Lições para vencer tragédias


No Japão, todos são iguais perante a lei, todos têm as mesmas obrigações, inclusive as autoridades
NA SEMANA PASSADA, uma manchete sobre a reconstrução do Japão, com fotos que mostravam o trecho de 150 metros de uma estrada que foi recuperado impecavelmente em seis dias, provocou debate nas redes sociais.
Milhares de internautas admiraram-se com a capacidade de reconstrução do Japão, outros tantos mostraram-se indignados com nossa incapacidade de fazer algo semelhante (porém, mal acabado) em um prazo inferior a meses.
Somos nós, brasileiros, incompetentes e ineficazes?

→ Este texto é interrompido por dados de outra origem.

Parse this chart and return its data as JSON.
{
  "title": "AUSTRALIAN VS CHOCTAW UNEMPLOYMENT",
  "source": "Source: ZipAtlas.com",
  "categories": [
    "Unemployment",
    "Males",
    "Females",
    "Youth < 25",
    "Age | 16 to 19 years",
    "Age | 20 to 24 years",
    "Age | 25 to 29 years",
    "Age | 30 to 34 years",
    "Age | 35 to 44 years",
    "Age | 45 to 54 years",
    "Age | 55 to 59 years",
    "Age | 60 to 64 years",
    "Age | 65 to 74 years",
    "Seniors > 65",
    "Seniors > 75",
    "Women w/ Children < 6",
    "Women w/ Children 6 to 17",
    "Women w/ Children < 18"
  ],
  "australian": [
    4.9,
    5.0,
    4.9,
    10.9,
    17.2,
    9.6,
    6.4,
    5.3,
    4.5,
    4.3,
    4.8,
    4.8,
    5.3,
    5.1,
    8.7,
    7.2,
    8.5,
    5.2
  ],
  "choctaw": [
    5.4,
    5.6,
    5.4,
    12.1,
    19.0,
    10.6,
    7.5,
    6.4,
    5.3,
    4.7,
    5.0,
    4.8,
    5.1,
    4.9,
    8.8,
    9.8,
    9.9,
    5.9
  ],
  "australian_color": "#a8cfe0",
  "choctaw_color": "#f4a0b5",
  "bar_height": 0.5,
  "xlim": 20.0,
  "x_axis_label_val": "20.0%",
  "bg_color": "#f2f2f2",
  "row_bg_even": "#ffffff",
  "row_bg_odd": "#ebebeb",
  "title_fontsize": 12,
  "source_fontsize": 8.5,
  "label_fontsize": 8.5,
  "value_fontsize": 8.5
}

Duvido disso.
Fosse verdade, não seriam os brasileiros uma parte importante da mão de obra da indústria japonesa.
Na verdade, trabalhadores brasileiros são idolatrados mundo afora por sua flexibilidade em assumir tarefas que transcendem as funções contratadas, pela humildade em estender o turno de trabalho sem cobrar por isso, pela criatividade diante de situações imprevistas. Temos nossos diferenciais culturais.
Por que, então, não conseguimos sequer recuperar em prazo razoável uma ponte caída? Por que remendos de desastres deixam suas marcas para todo o sempre? A resposta: estamos despreparados para o futuro.
No final de 2005, foi entregue a obra do estacionamento do aeroporto de Congonhas, com vagas para 3.000 veículos.
Cinco anos depois, na semana passada, não havia vagas para estacionar nem no aeroporto nem em nenhum estacionamento privado da avenida Washington Luís.
A emblemática ponte estaiada no final da avenida Roberto Marinho esteve congestionada na semana de sua inauguração.
A estação Vila Prudente do Metrô de São Paulo está intransitável, três meses após ter sido entregue à população.
Planejamento não faz parte de nossa cultura. Ou, se faz, é com uma visão de curtíssimo prazo. Como ironizou Marcelo Tas, é provável que o Japão esteja mais preparado para a Copa de 2014 do que o Brasil.
Deixo a ironia de lado e concordo plenamente com a previsão, pois o país do sol nascente reúne condições culturais indispensáveis tanto para administrar o futuro como para construir riqueza. Alguns elementos culturais presentes no Japão são evidentemente escassos no Brasil: poupança, disciplina e igualdade.
Pouco mais de 20% dos brasileiros afirmam que poupam, mas, na verdade, apenas postergam consumo. Enquanto os japoneses investem para refazer sua vida diante de um desastre, por aqui poupamos para as próximas férias ou para comprar um aparelho de TV no Natal. Isso, se ninguém da família ficar doente no meio do caminho.
Lá, não falta dinheiro para reconstruir ou, se nada de ruim acontecer, para investir.
Disciplina, o segundo ingrediente essencial, é evidentemente rara nestas bandas. Da histórica inflação elevada herdamos o hábito de não saber esperar o futuro. Da terrível ditadura, herdamos a aversão a qualquer imposição de ordem de caráter público -vide a indignação daqueles que são multados por excesso de velocidade ou de quem é convidado a soprar o bafômetro. A partir do mau exemplo do repugnante coronelismo daqueles que nos governam, herdamos a Lei de Gerson. No Japão, leis são seguidas, filas são obedecidas e projetos acontecem como planejados. Imprevistos são raros. Finalmente, falta-nos a igualdade de direitos e de obrigações. Há cinco séculos, um rebanho de miseráveis conta com seus padrinhos -governantes, patrões ou parentes ricos, poderosos e endinheirados- para zelar por seu futuro, e são atendidos. Como os direitos não são iguais para todos, entendemos que os deveres também não o são.
No Japão, alguns cidadãos estudaram mais e se deram melhor, outros não tiveram oportunidades e vivem de forma mais simples, mas todos são iguais perante a lei, todos têm as mesmas obrigações. Inclusive as autoridades. Daí vem o tal senso de união dos japoneses pelas constantes reconstruções.
Todos aprendemos com nossos erros, mas a milenar cultura japonesa teve mais tempo para errar, por isso hoje acertam mais. Sugiro aprender com eles.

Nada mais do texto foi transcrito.